With the conquest of infectious disease in the past century, cancer has become the most feared and least understood of all human disorders. Almost 56 million Americans now living will eventually have cancer, one in four according to present rates. This report states that cancer will strike in approximately two of three families over the year. In the 1970’s there were over 6.5 million new cancer victims; over 3.5 million of these died. At present over 10 million Americans are under treatment for cancer.
The American Cancer Society and the National Cancer Institute have expended vast sums of money for the support of investigations directed toward the uncovering of new insights into the nature of cancer. It is likely that no biological problem has received more attention than that pertaining to cancer. Despite these efforts, there has been no significant breakthrough in the way of a definitive cure for cancer, perhaps because cancer is not a single disorder but a collection of diseases, sharing a number of common characteristics.

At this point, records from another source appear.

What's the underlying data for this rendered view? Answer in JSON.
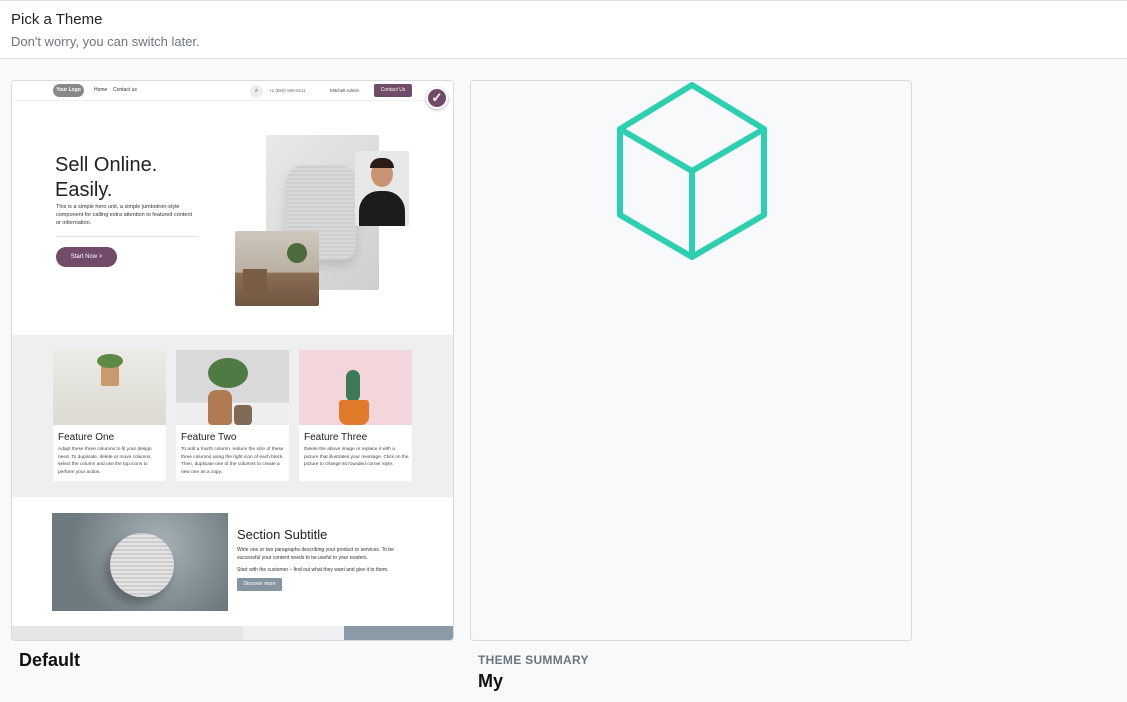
{
  "header": {
    "title": "Pick a Theme",
    "subtitle": "Don't worry, you can switch later."
  },
  "colors": {
    "accent": "#714b67",
    "cube_icon": "#2ecfb0"
  },
  "themes": [
    {
      "name": "Default",
      "selected": true,
      "preview": {
        "logo": "Your Logo",
        "nav_links": [
          "Home",
          "Contact us"
        ],
        "search_icon": "search-icon",
        "phone": "+1 (650) 555-0111",
        "user": "Mitchell Admin",
        "contact_button": "Contact Us",
        "hero_title_line1": "Sell Online.",
        "hero_title_line2": "Easily.",
        "hero_text": "This is a simple hero unit, a simple jumbotron-style component for calling extra attention to featured content or information.",
        "hero_button": "Start Now  >",
        "features": [
          {
            "title": "Feature One",
            "text": "Adapt these three columns to fit your design need. To duplicate, delete or move columns, select the column and use the top icons to perform your action."
          },
          {
            "title": "Feature Two",
            "text": "To add a fourth column, reduce the size of these three columns using the right icon of each block. Then, duplicate one of the columns to create a new one as a copy."
          },
          {
            "title": "Feature Three",
            "text": "Delete the above image or replace it with a picture that illustrates your message. Click on the picture to change its rounded corner style."
          }
        ],
        "section_title": "Section Subtitle",
        "section_text": "Write one or two paragraphs describing your product or services. To be successful your content needs to be useful to your readers.",
        "section_text2": "Start with the customer – find out what they want and give it to them.",
        "section_button": "Discover more"
      }
    },
    {
      "label": "THEME SUMMARY",
      "name": "My",
      "selected": false,
      "icon": "cube-icon"
    }
  ]
}
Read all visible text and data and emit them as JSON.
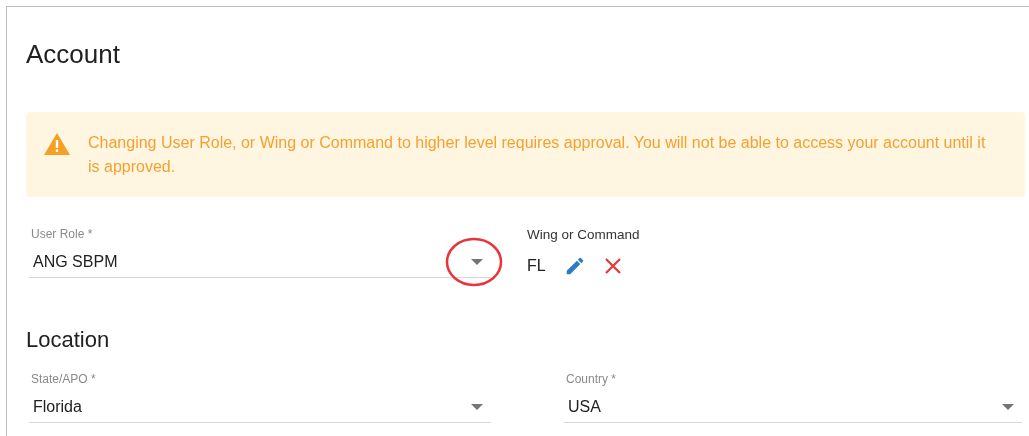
{
  "title": "Account",
  "alert": {
    "kind": "warning",
    "text": "Changing User Role, or Wing or Command to higher level requires approval. You will not be able to access your account until it is approved."
  },
  "user_role": {
    "label": "User Role *",
    "value": "ANG SBPM",
    "highlighted": true
  },
  "wing_or_command": {
    "label": "Wing or Command",
    "value": "FL"
  },
  "location": {
    "heading": "Location",
    "fields": [
      {
        "label": "State/APO *",
        "value": "Florida",
        "highlighted": false
      },
      {
        "label": "Country *",
        "value": "USA",
        "highlighted": false
      }
    ]
  }
}
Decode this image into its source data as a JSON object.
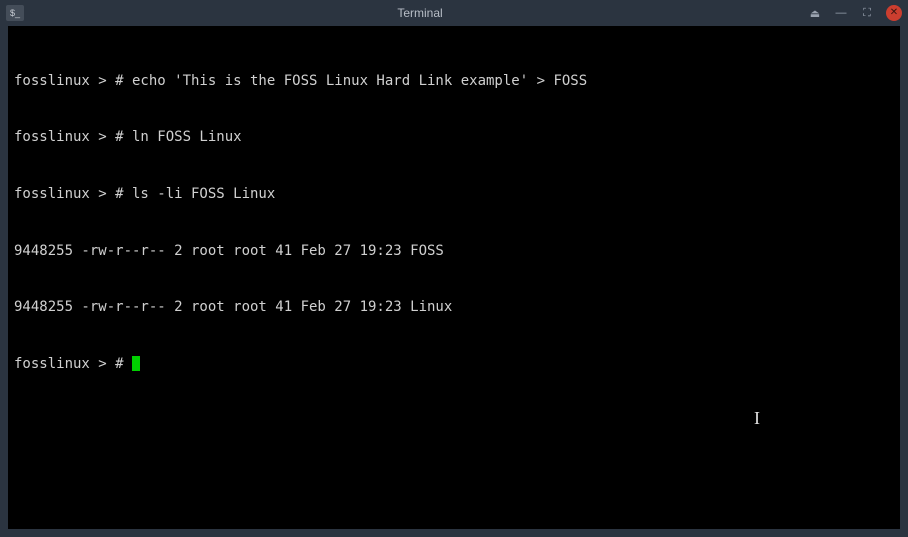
{
  "titlebar": {
    "app_icon_text": "$_",
    "title": "Terminal",
    "controls": {
      "eject": "⏏",
      "minimize": "—",
      "maximize": "⛶",
      "close": "✕"
    }
  },
  "terminal": {
    "lines": [
      "fosslinux > # echo 'This is the FOSS Linux Hard Link example' > FOSS",
      "fosslinux > # ln FOSS Linux",
      "fosslinux > # ls -li FOSS Linux",
      "9448255 -rw-r--r-- 2 root root 41 Feb 27 19:23 FOSS",
      "9448255 -rw-r--r-- 2 root root 41 Feb 27 19:23 Linux"
    ],
    "prompt": "fosslinux > # "
  }
}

Despite the lack of a cure, there is now a clearer understanding of the pathophysiology of cancer at the cellular level, due to technological advances in the fields of biochemistry and molecular biology. Much is still unclear as to the precise mechanisms which are responsible for the process of cell transformation; however, he offered a description of the stages of cancer as follows: 1. an early stage is recognized, called initiation or introduction, which alters the cell, although this does not inevitably lead to the development of cancer.
A long period of latency may follow. 2. The next stage is promotion from the dormant to the visible stage. At this stage, the process of cancer transformation is still reversible. 3. The third step is progression, which leads to an irreversible definitive stage once it has occurred.